The admin interface offers a very rich set of commands (to
be described elsewhere) allowing to alter system configuration
while the system is running and to solve eventual problems.

Since the distribution comes with an initial password it is
important to login right after the installation in order to
customize it.
Note: The following is supported in version 1.2.2-1 for the
      first time and will be supported in future releases.
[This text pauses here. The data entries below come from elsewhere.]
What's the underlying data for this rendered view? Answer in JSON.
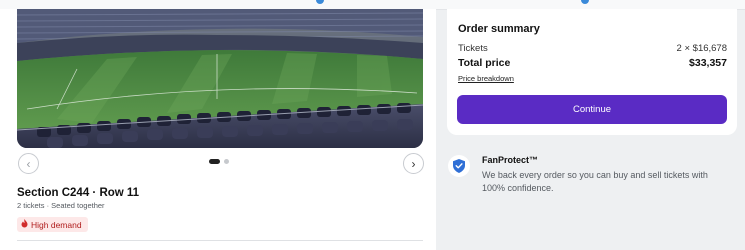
{
  "gallery": {
    "prev_icon": "chevron-left-icon",
    "next_icon": "chevron-right-icon",
    "prev_glyph": "‹",
    "next_glyph": "›"
  },
  "listing": {
    "title": "Section C244 · Row 11",
    "subtitle": "2 tickets · Seated together",
    "badge_icon": "flame-icon",
    "badge_label": "High demand"
  },
  "order_summary": {
    "title": "Order summary",
    "tickets_label": "Tickets",
    "tickets_value": "2 × $16,678",
    "total_label": "Total price",
    "total_value": "$33,357",
    "breakdown_link": "Price breakdown",
    "continue_label": "Continue"
  },
  "fanprotect": {
    "icon": "shield-check-icon",
    "title": "FanProtect™",
    "description": "We back every order so you can buy and sell tickets with 100% confidence."
  },
  "colors": {
    "accent": "#5a2bc4",
    "badge_bg": "#fde8e8",
    "badge_text": "#b01d1d",
    "shield": "#2f6fd6"
  }
}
   Assuming you are logged in on the admin node log in to the
   admin interface to set the password

    ssh -l admin -c blowfish -p 22223 localhost
    (passwd : dickerelch)

    (local) admin > cd acm
    (acm) admin > create user admin
    (acm) admin > set passwd <newPasswd> <newPasswd>
    (acm) admin > ..
    (local) admin > logoff

  From now on login as user admin will only be successful if
  newPasswd is presented.

  Note: When setting the password string in the shell one can
        disable the echo by typing "ctrl I" following "set
        password".

[return to top]

Running dCache on non Linux operating systems

Because of the wide spread usage of dCache in the grid word, we provide the dCache binary packages mainly for a certain Linux flavour complaint to the rest of the WLCG, gLite or OSG software. The dCache system itself is, except for the filesystem engine (pnfs) and the dCap client, pure Java, so that a port should be easy as long as the OS is coming with a resonably modern Java virtual machine. For now dCache is fine with Java 1.5. This chapter should give an estimate on how much effort is necessary to do the porting to other operating systems.

[return to top]

dCache Pools

The dCache pool code is certainly the easiest part to port.
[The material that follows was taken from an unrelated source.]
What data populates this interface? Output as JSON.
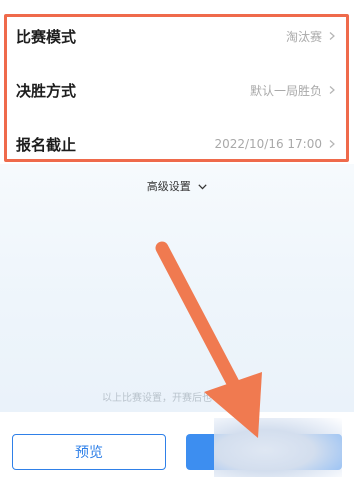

Chapter 3. Getting in Touch with dCache

This section is a guide for exploring a newly installed dCache system. The confidence obtained by this exploration will prove very helpful when encountering problems in the running system. This forms the basis for the more detailed stuff in the later parts of this book.
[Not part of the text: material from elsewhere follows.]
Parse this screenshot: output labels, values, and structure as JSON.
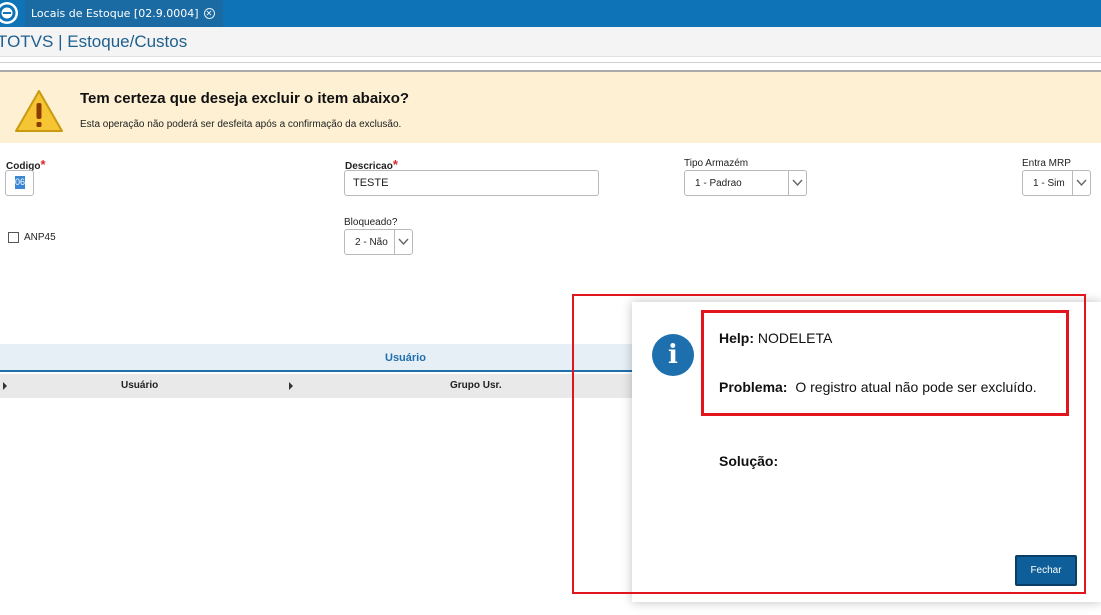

The starting point is a fresh installation according to the installation instructions shipped with any distribution of dCache. All components (pnfs, dcache-core, dcache-pool, and dcache-opt) are started on the same host. Additional pools on other hosts may also be running.

[return to top]

Checking the Functionality

First, we will get used to the client tools. On the dCache admin host, change into the pnfs directory, where the users are going to store their data:

[user] $ cd /pnfs/<site.de>/data/
[user] $

Note that on the dCache admin node this directory is a link to /pnfs/fs/usr/ and the NFS export localhost:/fs is mounted to /pnfs/fs. The NFS server running on the dCache admin node is part of the pnfs system which is not part of dCache but heavily used by it.

The pnfs filesystem is not intended for reading or writing actual data with regular file operations via the NFS protocol. However, localhost:/fs is a special, privileged NFS export that allows reading and writing for administrative tasks. It should only be mounted by the admin node.

Reading and writing data to and from a dCache instance can be done with a number of protocols. After a standard installation, these protocols are dCap, GSIdCap, and GridFTP. In addition dCache comes with an implementation of the SRM protocol which negotiates the actual data transfer protocol.

We will first try dCap with the dccp command:

[user] $ export PATH=/opt/d-cache/dcap/bin/:$PATH
[user] $ cd /pnfs/<site.de>/data/
[user] $ dccp /bin/sh my-test-file
541096 bytes in 0 seconds

This command succeeds if the user user has the Unix rights to write to the current directory /pnfs/<site.de>/data/.

The dccp command also accepts URLs. We can copy the data back using the dccp command and the dCap protocol but this time describing the location of the file using a URL.

[user] $ dccp dcap://<adminNode>/pnfs/<site.de>/data/my-test-file /tmp/test.tmp
541096 bytes in 0 seconds

However, this command only succeeds if the file is world readable. The following shows how ensure the file is not world readable and illustrates dccp consequently failing to copy the file.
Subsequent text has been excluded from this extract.